The photobook functions as a constant back and forth between van Agtmael’s own impressions and his more penetrating visual observations of the prevailing mechanisms of society, digging into crucial issues yet always paying careful attention to small moments. He portrays people living in economic inequality and racial tension, and pairs them with signs of joy, tenderness and the beauty of everyday life. An idyllic image of three friends enjoying a night at the beach during Art Basel is followed by a photo of a Ku Klux Klan member as his tiny silhouette in white robe with a red stripe stands in contrast to tall and branchy trees (we later learn that his gathering wasn’t that well attended, and the UN flag was burnt at the end of the night).  

Another photograph captures a group of Kentucky Derby attendees – dressed up young men and women gather on the street corner, some of them sitting on the grass, others standing. They look exhausted after the festivities, and as they stare back in the camera, there is a sense of irritation and unease. The next image shows a black teenager holding a homemade bow with a wood fence behind him – he stares into space deep in thought. In the caption to this photo, van Agtmael shares that Daemion committed suicide two years later. The pairing of these images speaks to the polarized reality of American society.

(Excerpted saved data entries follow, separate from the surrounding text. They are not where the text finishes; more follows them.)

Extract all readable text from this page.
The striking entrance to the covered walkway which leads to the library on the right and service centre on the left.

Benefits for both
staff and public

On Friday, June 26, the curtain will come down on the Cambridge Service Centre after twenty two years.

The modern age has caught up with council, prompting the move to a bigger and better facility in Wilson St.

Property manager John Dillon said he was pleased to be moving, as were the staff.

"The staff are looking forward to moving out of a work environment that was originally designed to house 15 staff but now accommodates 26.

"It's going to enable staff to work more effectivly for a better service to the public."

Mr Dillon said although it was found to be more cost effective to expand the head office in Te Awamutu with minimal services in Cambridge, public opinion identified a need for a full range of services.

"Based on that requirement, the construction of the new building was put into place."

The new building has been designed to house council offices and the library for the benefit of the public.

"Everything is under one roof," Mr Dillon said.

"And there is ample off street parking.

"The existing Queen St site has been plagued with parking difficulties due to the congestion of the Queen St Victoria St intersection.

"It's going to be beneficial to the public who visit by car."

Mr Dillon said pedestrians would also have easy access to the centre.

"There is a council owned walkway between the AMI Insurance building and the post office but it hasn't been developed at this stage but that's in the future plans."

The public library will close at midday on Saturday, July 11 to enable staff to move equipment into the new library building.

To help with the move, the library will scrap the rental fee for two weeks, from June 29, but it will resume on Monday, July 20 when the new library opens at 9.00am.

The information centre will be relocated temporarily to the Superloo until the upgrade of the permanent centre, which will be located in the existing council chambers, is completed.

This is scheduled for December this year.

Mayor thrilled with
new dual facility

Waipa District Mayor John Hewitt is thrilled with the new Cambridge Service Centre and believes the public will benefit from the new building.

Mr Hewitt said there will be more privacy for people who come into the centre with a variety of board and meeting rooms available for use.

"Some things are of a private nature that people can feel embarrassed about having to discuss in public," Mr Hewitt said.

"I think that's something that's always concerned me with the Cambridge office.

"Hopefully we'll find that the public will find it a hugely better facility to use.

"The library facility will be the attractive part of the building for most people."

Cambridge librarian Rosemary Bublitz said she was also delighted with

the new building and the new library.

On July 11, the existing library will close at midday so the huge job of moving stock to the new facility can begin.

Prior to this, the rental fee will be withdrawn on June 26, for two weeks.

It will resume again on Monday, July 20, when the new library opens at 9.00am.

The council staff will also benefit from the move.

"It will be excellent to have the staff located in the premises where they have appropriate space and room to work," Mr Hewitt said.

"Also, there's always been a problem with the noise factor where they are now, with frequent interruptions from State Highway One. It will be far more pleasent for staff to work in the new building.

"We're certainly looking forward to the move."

There are images of a carnival parade in New Orleans; D-Day paintball in Oklahoma with purchased military surplus; Iraqi refugees in a low income housing community in Oregon; “white night” at juke joint in Louisiana for local whites hosted by the black owners; an abandoned house in a crime-ridden area in Detroit. Be it a photo of a boy, in Kentucky, as he presses a toy pistol to his throat on a quiet terrace of a house or a snowstorm in Michigan, van Agtmael’s photographs probe deep emotions, authentic concerns, and human connections, often creating the atmosphere of uncertainty and unease.

Van Agtmael’s close friends and family are also intertwined into the narrative, adding another layer of personal reflection. One image shows van Agtmael’s father gently buckling his grandfather into the car after his grandmother’s funeral. There is also an intimate photo of his sister Jenny – she hugs her daughter Victoria as they lie in a bed with soap bubbles around them. Another picture captures his friend “playing ecstatically with her young sons” in a white room, but the happiness quickly fades, as van Agtmael had a powerful flashback connected to his war experience while photographing this idyllic scene.

In trying to grasp America’s role and forward looking place in the world, van Agtmael has clearly bitten off a major artistic challenge, and Buzzing at the Sill certainly delivers. As a photobook, it is a well conceived and thoughtfully designed object, and the photographs are connected through a thoughtful editing process, highlighting van Agtmael’s innate sense of composition, form, and color, but also defining his concerned and engaged position. By avoiding a set linear narrative, and allowing his experiences and emotions to be so prominent via his writings, van Agtmael creates an element of surprise and intrigue. He encourages us to get in close, where he offers us an intimate, honest, and powerful vision of contemporary America.

Collector’s POV: Peter van Agtmael is represented by Magnum Photos (here), where he became a full member in 2013. His work has not yet found its way to the secondary markets with any regularity, so gallery retail remains the best option for those collectors interested in following up.